= Rehearsal report =

A rehearsal report is a form created by a stage manager to record notes which arise during a rehearsal and affect other production departments (e.g. sound, set, costumes and lighting). In addition, the rehearsal report serves as a record of starting and ending times for a rehearsal, starting and end of breaks, lateness of actors or staff and other incidentals.

Rehearsal reports are generally filled out before, during and after the actual rehearsal. Before the rehearsal officially begins, the report should have the names of actors needed for the scenes and any notes about excused absences/tardies. It should also contain the date, rehearsal number, and the time that the rehearsal was to have started, as well as the actual starting time. During the rehearsal, the stage manager (and/or their assistants) note what is worked on and when, the timing of breaks and any design-related questions that may come up. Any incidents such as injuries are also noted in the report. After rehearsal, the stage manager should check in with the director and record all the production notes that the director makes on the report.

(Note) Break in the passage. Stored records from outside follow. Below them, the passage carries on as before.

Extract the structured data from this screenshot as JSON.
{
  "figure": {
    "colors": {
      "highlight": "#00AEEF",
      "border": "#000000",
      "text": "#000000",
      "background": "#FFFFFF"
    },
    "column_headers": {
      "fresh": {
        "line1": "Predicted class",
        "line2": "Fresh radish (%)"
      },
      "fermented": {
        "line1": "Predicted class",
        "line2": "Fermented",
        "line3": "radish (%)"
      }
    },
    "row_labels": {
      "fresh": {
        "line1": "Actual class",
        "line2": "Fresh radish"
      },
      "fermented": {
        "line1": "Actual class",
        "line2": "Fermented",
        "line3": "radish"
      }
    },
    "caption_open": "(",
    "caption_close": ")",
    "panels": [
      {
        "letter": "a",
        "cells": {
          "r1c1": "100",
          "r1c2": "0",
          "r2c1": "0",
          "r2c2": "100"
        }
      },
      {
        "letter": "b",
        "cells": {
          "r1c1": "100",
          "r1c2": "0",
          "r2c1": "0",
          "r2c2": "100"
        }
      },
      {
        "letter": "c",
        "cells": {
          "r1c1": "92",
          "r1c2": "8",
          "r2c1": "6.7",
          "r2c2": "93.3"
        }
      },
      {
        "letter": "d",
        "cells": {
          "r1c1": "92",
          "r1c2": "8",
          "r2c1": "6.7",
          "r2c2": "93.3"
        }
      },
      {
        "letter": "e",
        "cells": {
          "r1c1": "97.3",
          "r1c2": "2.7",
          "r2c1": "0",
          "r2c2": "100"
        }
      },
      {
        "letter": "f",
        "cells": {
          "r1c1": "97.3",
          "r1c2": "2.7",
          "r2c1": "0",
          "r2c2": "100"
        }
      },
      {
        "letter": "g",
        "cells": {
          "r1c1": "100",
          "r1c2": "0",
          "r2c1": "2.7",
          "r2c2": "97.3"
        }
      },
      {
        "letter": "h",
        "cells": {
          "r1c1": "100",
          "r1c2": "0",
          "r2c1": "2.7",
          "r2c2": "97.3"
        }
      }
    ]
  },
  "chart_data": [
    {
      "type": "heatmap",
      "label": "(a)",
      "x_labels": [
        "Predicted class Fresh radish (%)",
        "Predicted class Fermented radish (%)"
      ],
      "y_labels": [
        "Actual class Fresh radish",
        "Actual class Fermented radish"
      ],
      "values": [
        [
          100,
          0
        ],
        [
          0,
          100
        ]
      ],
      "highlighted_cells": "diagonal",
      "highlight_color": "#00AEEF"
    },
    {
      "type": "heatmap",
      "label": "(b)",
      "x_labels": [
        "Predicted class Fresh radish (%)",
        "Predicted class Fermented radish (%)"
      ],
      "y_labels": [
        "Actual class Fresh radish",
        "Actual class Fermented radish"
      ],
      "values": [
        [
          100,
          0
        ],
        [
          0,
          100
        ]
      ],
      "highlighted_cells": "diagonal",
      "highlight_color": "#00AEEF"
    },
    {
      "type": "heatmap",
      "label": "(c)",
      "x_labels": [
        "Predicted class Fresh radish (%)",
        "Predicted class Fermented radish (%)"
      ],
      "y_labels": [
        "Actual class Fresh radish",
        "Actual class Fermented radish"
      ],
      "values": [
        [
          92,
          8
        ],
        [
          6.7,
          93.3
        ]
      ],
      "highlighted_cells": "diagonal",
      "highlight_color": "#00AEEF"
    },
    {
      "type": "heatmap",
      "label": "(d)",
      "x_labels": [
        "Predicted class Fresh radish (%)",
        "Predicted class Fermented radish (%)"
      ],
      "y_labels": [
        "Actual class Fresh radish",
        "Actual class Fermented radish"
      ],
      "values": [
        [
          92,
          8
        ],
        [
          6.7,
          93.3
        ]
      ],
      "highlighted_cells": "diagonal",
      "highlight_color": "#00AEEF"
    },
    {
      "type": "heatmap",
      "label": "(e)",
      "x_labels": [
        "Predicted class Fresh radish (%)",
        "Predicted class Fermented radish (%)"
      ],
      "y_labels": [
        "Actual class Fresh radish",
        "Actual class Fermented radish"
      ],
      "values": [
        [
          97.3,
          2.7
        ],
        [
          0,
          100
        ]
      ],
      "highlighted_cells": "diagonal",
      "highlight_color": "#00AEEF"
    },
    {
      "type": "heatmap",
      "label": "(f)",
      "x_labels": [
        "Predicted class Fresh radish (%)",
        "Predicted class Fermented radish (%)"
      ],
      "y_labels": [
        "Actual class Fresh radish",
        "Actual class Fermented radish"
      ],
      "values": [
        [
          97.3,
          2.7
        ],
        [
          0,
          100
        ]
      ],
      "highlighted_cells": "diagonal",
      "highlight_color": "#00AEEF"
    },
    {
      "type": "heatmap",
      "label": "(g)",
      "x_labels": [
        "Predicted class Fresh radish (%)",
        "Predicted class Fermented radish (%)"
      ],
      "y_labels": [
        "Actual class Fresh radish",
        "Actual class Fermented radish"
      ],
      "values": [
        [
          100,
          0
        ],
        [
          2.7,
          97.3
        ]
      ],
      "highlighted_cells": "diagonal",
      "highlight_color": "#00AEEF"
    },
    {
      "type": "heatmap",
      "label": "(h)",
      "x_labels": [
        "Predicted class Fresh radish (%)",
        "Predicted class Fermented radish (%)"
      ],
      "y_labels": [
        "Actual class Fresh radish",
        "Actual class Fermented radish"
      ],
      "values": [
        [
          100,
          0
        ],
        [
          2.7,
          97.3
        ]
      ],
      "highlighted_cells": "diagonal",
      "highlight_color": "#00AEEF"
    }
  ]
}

Rehearsal reports should be given to the heads of all departments and posted in a designated area for the production team as soon as possible.

The sections featured on a rehearsal report vary from form to form, but generally they all have a section for costumes, lights, props, scenery, fittings, sound, schedule, and actors. There should also be a space to record the rehearsal date, location, and number. The rehearsal report should also have the name of the production and stage manager in charge of that particular rehearsal.